Member of the New Zealand Parliament for Hamilton East
- In office 14 July 1984 – 27 October 1990
- Preceded by: Ian Shearer
- Succeeded by: Tony Steel

Personal details
- Born: 16 April 1933
- Died: 17 April 1994 (aged 61) Hamilton, New Zealand
- Party: Labour
- Children: 4
- Education: University of Auckland
- Profession: Lawyer

= Bill Dillon (politician) =

New Zealand politician

Joseph Gilbert "Bill" Dillon (16 April 1933 – 17 April 1994) was a New Zealand politician of the Labour Party in the Fourth Labour Government of New Zealand.

==Biography==

===Early life and career===
Dillon studied at Auckland University College and graduated LLB in 1957. Dillon then entered the legal profession and joined the Hamilton legal firm of McCaw, Smith and Arcus in 1961, becoming a partner in 1963. He was also a member of the Territorial Force where he held the rank of Flying Officer.

===Political career===

Prior to entering Parliament Dillon was a member of the Auckland Harbour Board from 1971 to 1986 and was deputy-chairman from 1980 to 1981. He was also a member of the Hamilton Civic Trust and Hamilton District Law Society Council.

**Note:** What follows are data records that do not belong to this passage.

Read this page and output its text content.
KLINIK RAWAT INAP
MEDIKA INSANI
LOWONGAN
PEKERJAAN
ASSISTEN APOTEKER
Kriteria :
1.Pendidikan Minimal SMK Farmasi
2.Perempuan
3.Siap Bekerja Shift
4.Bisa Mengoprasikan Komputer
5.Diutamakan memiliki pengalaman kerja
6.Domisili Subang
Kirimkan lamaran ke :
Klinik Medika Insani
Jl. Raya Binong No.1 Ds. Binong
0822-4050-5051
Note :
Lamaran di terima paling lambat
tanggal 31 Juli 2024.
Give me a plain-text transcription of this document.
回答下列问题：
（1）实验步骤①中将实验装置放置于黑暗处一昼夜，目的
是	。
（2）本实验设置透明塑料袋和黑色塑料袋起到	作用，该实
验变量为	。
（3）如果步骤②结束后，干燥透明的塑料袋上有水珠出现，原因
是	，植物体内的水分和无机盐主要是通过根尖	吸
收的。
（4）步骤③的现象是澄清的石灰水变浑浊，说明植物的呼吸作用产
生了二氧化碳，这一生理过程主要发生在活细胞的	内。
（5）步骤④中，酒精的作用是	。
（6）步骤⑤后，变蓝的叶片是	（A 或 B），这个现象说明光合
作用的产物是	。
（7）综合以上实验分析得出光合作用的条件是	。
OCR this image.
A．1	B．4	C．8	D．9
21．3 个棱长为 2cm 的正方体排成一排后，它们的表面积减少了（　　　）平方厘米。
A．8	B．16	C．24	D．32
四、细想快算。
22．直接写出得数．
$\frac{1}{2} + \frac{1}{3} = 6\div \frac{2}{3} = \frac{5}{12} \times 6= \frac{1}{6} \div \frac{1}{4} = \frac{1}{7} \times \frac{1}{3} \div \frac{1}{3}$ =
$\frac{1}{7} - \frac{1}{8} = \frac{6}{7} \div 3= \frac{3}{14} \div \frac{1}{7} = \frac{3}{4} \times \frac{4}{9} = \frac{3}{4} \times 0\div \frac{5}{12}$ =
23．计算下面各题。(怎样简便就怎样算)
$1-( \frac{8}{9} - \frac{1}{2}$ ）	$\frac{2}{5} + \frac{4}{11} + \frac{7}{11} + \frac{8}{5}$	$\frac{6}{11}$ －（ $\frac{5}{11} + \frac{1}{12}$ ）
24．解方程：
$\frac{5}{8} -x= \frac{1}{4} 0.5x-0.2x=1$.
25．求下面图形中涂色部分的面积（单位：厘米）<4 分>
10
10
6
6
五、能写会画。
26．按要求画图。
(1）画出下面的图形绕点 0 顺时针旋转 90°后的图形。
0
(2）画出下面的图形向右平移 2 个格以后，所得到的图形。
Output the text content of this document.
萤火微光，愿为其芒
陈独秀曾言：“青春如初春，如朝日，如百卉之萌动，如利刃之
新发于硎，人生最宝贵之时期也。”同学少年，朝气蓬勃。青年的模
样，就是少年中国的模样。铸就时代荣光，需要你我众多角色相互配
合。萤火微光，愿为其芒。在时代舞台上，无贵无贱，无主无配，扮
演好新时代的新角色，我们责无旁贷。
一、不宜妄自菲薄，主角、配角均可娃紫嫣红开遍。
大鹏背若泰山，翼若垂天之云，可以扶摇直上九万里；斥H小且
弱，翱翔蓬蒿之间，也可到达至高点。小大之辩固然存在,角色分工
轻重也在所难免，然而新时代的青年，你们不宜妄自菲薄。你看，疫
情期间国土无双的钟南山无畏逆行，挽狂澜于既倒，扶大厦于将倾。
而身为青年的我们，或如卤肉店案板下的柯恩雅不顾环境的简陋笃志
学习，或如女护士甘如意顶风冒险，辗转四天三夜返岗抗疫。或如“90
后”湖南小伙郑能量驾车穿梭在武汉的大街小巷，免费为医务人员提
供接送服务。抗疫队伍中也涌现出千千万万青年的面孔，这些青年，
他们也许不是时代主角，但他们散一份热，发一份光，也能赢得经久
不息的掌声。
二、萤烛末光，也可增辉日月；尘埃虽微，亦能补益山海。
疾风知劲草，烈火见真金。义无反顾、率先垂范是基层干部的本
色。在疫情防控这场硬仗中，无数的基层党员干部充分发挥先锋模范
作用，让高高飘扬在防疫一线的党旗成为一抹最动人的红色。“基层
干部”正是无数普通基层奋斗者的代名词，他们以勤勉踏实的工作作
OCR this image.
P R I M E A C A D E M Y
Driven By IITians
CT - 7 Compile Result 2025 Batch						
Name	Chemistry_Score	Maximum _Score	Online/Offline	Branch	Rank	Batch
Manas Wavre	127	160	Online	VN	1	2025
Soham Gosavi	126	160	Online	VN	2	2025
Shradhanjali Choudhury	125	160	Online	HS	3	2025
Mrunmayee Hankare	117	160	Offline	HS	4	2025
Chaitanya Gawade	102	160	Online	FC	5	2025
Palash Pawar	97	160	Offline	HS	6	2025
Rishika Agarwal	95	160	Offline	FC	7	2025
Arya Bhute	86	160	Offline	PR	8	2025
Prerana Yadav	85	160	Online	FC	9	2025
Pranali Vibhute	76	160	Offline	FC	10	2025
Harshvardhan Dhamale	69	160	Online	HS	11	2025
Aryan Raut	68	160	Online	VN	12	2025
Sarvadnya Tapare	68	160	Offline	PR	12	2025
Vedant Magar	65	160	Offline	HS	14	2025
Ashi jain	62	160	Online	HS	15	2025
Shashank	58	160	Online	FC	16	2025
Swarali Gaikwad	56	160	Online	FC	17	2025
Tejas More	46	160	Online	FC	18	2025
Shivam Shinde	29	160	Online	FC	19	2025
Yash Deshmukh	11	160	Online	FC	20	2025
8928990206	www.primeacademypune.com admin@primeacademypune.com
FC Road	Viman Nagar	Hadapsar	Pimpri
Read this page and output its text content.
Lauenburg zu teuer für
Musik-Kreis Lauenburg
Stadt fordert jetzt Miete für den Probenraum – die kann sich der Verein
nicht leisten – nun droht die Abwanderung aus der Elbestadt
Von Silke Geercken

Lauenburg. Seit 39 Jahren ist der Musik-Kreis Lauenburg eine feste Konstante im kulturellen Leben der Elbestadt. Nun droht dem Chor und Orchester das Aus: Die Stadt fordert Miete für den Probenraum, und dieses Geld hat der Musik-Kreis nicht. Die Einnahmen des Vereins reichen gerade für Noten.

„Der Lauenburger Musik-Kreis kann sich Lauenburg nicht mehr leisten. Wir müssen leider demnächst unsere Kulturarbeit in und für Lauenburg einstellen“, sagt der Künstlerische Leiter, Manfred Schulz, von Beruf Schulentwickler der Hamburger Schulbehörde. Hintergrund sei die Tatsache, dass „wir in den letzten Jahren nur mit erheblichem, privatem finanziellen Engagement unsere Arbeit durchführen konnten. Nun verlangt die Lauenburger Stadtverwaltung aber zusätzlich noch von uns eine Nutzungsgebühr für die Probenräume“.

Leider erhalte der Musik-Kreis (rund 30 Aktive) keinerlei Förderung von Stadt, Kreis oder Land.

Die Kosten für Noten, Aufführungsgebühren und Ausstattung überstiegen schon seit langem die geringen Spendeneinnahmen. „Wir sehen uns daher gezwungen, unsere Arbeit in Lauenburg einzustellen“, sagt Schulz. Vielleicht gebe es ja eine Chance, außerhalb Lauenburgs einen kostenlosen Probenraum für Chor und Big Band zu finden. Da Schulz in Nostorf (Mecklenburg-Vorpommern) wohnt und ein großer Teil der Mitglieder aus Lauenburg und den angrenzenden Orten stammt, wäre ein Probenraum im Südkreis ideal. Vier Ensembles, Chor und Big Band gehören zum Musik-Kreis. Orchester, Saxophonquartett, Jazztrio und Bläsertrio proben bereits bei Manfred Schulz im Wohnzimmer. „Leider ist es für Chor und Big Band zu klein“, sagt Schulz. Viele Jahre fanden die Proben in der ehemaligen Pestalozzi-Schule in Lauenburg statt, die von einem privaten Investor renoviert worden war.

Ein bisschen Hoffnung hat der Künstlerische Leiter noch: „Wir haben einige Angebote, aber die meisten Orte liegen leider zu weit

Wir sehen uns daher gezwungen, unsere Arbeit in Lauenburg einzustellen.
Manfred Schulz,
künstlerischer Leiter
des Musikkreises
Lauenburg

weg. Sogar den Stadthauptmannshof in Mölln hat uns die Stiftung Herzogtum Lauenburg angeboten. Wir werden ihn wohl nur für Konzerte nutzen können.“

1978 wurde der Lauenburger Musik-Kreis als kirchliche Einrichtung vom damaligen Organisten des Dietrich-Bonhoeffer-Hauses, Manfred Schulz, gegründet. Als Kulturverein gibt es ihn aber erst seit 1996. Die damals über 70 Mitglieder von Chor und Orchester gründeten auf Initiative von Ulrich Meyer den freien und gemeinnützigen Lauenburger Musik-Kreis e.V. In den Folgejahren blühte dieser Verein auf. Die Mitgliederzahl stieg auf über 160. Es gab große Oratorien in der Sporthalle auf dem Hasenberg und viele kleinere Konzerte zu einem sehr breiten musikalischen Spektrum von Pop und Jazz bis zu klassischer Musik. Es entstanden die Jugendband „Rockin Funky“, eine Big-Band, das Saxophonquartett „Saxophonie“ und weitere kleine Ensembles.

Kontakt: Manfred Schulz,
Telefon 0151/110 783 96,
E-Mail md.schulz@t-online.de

He represented the Hamilton East electorate in Parliament from 1984 to 1990, when he was defeated by Tony Steel, and the Labour Party was defeated overall by the National Party. While in Parliament Dillon was the Chair of the Justice and Law Reform committees. He was also a member of the Electoral, Foreign Affairs and State Owned Enterprises committees.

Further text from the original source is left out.